The organization of a focused event related to the commitment to science and society was one of the positive outcomes of the 1999 World Conference on Science in Budapest.
It was considered an opportunity to reaffirm each year the commitment to attaining the goals proclaimed in the Declaration on Science and the Use of Scientific Knowledge and to follow up the recommendations of the Science Agenda: Framework for Action.
Since its proclamation by UNESCO in 2001, World Science Day for Peace and Development has generated many concrete projects, programmes and funding for science around the world.
The Day has also helped foster cooperation between scientists living in regions marred by conflict – one example being the UNESCO-supported creation of the Israeli-Palestinian Science Organization (IPSO).

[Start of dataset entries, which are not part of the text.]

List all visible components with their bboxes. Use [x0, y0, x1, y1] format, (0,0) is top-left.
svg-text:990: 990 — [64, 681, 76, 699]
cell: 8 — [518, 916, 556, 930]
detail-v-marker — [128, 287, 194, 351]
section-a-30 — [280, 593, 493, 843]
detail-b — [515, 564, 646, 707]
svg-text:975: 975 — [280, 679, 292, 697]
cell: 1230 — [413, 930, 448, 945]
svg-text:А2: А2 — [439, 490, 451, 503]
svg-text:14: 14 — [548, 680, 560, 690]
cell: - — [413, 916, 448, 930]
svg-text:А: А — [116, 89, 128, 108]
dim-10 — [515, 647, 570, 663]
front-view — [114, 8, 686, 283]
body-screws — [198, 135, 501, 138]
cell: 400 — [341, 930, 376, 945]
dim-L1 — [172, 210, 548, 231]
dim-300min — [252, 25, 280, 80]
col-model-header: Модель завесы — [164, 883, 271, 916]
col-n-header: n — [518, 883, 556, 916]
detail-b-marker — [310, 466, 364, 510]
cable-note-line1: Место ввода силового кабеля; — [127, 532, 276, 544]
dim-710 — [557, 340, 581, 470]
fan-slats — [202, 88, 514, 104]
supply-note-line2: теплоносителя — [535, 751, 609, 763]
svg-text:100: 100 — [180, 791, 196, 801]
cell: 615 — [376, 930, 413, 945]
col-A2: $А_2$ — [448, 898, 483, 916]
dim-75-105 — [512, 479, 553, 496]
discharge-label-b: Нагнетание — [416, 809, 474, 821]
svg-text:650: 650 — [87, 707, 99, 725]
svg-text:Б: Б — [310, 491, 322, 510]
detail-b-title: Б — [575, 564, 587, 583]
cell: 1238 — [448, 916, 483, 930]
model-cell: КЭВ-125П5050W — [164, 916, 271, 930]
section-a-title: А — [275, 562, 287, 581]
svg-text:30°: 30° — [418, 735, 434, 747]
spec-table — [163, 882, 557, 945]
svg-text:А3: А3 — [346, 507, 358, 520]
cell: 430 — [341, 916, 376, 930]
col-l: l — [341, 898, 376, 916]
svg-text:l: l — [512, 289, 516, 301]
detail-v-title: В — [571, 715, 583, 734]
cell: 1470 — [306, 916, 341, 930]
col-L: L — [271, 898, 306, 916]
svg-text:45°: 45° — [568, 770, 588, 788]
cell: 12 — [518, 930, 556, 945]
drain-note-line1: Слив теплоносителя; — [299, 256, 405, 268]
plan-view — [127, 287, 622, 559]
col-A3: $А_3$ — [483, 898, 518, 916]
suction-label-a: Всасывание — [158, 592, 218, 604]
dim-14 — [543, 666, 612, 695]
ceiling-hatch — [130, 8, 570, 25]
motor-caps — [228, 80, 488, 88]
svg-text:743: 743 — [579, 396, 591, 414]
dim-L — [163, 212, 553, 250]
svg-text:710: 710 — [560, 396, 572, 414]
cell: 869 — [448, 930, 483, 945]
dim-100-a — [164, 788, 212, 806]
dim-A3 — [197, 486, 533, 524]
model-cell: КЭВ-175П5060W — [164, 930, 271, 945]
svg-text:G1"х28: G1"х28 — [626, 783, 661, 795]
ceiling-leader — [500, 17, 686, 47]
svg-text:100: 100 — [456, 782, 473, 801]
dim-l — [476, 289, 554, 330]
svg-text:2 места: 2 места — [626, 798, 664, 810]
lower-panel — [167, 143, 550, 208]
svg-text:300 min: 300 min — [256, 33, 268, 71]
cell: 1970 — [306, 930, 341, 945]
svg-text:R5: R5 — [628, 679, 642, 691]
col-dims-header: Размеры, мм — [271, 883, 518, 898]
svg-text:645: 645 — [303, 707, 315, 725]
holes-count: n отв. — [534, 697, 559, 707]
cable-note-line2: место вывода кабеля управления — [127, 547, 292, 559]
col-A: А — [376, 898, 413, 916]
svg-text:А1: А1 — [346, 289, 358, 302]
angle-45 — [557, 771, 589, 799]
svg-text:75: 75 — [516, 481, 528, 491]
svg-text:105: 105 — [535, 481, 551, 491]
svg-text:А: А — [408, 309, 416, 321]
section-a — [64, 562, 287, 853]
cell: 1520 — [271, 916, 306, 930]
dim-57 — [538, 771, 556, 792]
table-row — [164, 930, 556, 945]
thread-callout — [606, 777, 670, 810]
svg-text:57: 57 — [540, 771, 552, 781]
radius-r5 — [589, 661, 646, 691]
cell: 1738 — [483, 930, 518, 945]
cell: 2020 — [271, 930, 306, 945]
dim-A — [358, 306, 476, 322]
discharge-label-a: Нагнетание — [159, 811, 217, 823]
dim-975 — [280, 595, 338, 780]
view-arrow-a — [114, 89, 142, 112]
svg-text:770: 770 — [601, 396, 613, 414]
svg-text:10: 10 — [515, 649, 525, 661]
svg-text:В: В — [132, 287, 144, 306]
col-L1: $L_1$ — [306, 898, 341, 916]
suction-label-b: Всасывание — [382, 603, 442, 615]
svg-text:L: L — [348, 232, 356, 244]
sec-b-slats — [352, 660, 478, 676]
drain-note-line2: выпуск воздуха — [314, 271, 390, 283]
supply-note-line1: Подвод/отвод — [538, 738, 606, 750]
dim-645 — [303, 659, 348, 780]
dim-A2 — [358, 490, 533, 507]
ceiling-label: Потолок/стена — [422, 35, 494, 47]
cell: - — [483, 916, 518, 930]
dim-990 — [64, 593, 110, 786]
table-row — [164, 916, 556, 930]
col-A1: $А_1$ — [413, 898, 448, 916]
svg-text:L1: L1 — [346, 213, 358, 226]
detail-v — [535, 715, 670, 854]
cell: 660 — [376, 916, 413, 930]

The rationale of celebrating a World Science Day for Peace and Development has its roots in the importance of the role of science and scientists for sustainable societies and in the need to inform and involve citizens in science.
In this sense, a World Science Day for Peace and Development offers an opportunity to show the general public the relevance of science in their lives and to engage them in discussions.
Such a venture also brings a unique perspective to the global search for peace and development.
The first World Science Day for Peace and Development was celebrated worldwide on 10 November 2002 under UNESCO auspices.
The celebration involved many partners, such as governmental, intergovernmental and non-governmental organizations, UNESCO National Commissions, scientific and research institutions, professional associations, the media, science teachers and schools.